Prime Minister Chris Hipkins (left) with Australian Prime Minister Anthony Albanese during a street walk and visit to businesses in the Leeds St precinct in Wellington. Photo / Mark Coote
OPINION
Typically, investors get into a blue funk as a crucial election gets closer.
Companies hedge their bets as directors decide whether or not to press ahead with significant redundancies, depending not just on their view of the economic outlook, but also the political outlook.
There have been crass examplesof this in the past. Particularly, the wave of redundancies that followed quick smart after the 1987 election (and in advance of the sharemarket crash) when the free-wheeling, free-market fourth Labour Government was returned. In that case, some company chiefs had not wanted to crimp Labour’s chances by slashing staff sooner, particularly in those state companies that were being corporatised.
From conversations in the past week, there is a great deal of pre-election reckoning happening right now. But the calculation tends to be about whether the election will deliver a business-friendly Government, or one that is bent on higher tax rates and more regulation.
It is by no means certain — even after the quite disgraceful situation where five Cabinet Ministers including Jacinda Ardern have either bailed or been forced to resign in just over six months — that the electorate will punish Chris Hipkins and Labour to the extent that they should.
There is bench strength within Labour, but the rising stars of their next political generation have yet to be blooded.
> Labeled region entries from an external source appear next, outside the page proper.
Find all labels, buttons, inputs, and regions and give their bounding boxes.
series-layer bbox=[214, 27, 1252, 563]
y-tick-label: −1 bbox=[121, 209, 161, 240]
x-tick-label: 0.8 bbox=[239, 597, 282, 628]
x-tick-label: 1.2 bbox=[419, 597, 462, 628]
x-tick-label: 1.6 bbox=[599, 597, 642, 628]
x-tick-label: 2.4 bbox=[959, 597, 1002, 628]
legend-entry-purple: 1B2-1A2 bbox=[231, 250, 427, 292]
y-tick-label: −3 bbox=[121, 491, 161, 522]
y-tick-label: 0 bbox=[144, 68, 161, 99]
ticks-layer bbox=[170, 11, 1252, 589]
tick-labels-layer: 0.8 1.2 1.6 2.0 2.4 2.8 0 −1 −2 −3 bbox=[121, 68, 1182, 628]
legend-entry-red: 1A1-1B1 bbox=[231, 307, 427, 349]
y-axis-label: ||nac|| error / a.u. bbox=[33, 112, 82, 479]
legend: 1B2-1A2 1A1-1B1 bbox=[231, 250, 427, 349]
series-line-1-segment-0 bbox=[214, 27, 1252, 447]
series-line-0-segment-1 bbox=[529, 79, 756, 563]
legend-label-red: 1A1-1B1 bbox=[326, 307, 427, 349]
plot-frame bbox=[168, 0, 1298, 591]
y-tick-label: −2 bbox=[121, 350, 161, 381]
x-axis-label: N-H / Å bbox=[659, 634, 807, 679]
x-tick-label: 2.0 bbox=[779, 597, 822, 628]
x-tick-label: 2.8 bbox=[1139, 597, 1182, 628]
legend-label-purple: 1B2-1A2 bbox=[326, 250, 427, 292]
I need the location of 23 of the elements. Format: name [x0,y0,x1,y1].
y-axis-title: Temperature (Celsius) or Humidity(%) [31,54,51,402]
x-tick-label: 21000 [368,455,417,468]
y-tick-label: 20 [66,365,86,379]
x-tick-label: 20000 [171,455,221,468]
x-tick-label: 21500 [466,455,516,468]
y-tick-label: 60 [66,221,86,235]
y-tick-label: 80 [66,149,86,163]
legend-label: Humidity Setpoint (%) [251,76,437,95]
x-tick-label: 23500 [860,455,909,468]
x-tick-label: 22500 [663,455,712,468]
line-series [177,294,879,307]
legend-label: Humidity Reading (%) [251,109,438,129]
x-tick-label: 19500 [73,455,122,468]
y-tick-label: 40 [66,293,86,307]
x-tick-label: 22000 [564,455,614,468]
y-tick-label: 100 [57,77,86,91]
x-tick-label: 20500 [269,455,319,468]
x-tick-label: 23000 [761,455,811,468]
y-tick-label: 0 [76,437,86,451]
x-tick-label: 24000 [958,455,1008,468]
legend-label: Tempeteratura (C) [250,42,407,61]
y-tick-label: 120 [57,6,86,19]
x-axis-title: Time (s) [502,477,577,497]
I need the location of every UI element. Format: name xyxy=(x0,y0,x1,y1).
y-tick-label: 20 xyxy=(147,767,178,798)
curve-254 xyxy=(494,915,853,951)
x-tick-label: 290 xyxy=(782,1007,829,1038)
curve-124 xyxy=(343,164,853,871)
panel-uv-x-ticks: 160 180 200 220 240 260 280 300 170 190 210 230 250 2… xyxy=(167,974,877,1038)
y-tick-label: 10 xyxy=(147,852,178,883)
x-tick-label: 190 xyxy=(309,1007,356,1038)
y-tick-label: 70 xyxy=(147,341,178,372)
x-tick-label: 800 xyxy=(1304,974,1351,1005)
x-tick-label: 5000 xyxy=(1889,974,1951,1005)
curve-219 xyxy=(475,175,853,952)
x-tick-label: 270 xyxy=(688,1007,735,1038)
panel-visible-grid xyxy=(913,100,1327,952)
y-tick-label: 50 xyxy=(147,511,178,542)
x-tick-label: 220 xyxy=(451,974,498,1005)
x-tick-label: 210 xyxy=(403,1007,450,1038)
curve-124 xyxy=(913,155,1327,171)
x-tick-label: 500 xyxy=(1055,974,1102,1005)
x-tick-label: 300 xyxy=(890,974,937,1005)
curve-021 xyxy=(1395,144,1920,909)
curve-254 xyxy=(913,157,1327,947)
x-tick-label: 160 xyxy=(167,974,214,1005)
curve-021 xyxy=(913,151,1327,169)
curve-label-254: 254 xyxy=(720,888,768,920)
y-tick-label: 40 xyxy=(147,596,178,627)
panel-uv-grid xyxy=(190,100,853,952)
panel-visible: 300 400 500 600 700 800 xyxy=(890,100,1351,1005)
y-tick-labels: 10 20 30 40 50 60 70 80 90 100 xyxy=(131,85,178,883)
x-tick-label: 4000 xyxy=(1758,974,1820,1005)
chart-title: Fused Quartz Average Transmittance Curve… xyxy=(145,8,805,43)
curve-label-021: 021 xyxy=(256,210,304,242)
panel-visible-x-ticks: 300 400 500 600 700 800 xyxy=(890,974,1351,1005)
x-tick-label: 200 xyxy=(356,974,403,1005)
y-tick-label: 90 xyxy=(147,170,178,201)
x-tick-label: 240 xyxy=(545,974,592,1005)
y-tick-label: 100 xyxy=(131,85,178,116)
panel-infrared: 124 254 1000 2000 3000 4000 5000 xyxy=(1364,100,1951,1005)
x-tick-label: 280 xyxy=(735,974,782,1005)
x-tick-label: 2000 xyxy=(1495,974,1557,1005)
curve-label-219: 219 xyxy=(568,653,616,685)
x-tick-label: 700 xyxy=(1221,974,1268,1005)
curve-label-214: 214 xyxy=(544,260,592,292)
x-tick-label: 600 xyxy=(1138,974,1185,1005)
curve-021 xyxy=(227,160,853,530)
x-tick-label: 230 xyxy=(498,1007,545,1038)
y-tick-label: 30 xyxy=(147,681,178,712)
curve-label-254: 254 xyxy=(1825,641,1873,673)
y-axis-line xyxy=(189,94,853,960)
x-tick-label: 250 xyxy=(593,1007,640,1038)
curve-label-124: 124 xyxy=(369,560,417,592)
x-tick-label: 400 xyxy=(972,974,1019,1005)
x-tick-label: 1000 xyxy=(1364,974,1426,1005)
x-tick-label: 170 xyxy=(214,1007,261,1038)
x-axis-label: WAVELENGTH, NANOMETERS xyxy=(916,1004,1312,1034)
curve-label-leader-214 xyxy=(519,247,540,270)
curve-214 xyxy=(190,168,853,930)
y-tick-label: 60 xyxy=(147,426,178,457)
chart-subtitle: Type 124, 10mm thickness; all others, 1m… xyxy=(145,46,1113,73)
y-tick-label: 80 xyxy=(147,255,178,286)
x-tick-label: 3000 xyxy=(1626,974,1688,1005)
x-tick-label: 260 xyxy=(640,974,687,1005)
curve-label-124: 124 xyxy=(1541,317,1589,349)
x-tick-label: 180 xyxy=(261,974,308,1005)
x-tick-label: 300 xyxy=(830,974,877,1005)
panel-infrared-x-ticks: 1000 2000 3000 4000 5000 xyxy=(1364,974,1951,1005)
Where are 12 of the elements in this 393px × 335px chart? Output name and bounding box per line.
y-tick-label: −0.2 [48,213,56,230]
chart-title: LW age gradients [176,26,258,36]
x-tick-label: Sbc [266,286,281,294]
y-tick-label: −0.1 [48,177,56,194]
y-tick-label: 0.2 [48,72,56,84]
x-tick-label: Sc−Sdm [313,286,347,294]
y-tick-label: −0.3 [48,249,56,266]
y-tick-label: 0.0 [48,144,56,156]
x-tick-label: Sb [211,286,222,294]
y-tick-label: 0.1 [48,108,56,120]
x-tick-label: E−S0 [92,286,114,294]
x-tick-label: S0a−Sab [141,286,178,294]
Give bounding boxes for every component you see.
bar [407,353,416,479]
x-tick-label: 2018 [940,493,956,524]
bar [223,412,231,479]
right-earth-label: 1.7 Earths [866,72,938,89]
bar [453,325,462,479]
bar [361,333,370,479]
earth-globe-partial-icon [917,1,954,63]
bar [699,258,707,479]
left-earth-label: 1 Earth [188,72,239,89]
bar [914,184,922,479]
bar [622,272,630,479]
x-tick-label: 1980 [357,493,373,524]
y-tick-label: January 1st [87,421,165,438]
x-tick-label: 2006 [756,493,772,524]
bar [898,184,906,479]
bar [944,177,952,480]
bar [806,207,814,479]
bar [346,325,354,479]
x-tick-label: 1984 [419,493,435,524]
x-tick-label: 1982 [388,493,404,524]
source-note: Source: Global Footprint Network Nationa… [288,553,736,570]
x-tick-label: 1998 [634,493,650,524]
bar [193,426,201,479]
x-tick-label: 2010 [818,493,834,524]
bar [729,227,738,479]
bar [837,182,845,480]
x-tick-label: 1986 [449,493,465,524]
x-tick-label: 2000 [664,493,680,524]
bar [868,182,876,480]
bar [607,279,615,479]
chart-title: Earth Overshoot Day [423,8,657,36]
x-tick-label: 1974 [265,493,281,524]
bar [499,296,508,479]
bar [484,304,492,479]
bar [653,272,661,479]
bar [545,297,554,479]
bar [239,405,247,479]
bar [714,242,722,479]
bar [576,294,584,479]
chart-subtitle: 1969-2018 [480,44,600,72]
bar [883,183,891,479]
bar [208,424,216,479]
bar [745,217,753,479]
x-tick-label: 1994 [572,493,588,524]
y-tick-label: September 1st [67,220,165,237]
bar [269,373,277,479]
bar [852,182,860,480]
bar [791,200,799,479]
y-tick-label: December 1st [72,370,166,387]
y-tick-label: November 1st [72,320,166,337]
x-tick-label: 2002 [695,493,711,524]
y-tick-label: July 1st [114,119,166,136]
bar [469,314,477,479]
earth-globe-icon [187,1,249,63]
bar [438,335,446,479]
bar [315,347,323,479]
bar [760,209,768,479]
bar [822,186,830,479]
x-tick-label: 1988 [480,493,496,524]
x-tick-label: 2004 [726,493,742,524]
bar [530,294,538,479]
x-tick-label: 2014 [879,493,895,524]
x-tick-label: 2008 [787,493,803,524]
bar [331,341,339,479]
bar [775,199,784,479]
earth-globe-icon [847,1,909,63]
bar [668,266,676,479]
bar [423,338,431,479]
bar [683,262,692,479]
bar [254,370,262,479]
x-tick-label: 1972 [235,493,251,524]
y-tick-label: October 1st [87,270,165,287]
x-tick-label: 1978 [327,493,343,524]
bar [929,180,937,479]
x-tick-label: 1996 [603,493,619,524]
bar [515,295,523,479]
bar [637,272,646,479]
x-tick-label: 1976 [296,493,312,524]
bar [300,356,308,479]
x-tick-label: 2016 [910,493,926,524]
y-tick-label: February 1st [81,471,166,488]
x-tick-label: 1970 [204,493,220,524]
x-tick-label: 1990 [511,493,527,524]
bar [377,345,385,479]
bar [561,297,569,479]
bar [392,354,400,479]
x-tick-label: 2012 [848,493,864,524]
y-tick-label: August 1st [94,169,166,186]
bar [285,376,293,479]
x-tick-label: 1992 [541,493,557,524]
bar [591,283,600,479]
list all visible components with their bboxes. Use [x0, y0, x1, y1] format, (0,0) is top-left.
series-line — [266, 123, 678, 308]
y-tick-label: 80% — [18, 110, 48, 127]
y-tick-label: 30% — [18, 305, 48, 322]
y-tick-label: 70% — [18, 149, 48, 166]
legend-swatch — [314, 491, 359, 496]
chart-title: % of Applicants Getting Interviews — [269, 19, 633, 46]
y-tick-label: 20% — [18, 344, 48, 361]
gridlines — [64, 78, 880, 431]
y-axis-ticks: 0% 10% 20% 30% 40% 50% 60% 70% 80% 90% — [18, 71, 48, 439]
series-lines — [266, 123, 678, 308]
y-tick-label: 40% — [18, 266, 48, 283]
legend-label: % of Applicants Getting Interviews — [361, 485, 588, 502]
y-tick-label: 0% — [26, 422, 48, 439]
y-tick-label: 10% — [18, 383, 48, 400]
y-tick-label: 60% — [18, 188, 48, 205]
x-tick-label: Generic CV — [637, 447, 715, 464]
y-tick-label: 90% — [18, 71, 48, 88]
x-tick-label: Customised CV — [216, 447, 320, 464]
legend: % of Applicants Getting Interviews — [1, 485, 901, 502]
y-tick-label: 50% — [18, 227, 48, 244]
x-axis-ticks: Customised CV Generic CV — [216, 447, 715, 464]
Labour’s leadership has been too confident of making a home run against National, given that party’s lacklustre ratings and leader Chris Luxon’s inability to forge a close relationship with voters, to recognise they are on the verge of reaching a stop-loss point.
This weekend Labour will rank its list for the October 14 election.
List rankings are always highly political affairs. Never more so than when a ruling political party is blessed with an over-abundance of seats: Labour has 65 seats in this Parliament.
This has provided the party with an outright majority. But it has also made the Government too comfortable. The 20 or so MPs who know they stand to go out on the tide, the same way they came in at the 2020 election, are not going to rock the boat politically in the meantime, in the rather naive belief that keeping their heads down means they will be “saved” through a high list ranking for this year’s election.
The upshot is that policies which should have been vigorously contested within the Labour caucus before being promoted as Government policy, weren’t. Thus, we had the absurd situation of a newbie Prime Minister having to repudiate, or kick into touch until after October 14, a range of unpopular policies.
This can be viewed as smart politics by Prime Minister Hipkins, or Government incompetence.
The outcome of this election is important to business confidence.
If National and Act get over the line and form a Government, there will be a lift in confidence from the business sector.
That’s regardless of the fact that many women voters and younger people just don’t mesh with Luxon.
But being in government lends a great deal more credibility. As a Prime Minister, Luxon would be able to institute strong management (what former National Prime Minister Jim Bolger used to call horizontal management) and drive more disciplined Cabinet outcomes. There would be the added advantage of having Act on board to lift the level of ambition.
New Zealand First is possibly still in the play. But the key question is whether a handbrake is needed at Government level — or an accelerator to lift the overall tempo.
Labour now presents as tired.
Key philosophical differences on wealth and capital gains taxes have come to the fore.
David Parker and Grant Robertson — two current list MPs — clearly are not happy with Hipkins’ decision to rule out such taxes through a captain’s call.
It is a pity they did not stand their ground in Cabinet.
Labour needs a defining policy to differentiate itself from National.
If they do manage to cobble together a Government with Green and Te Pāti Māori support, wealth taxes will inevitably be part of Government-making discussions.
How much better it would be if Labour had displayed the courage of the party’s long-held convictions.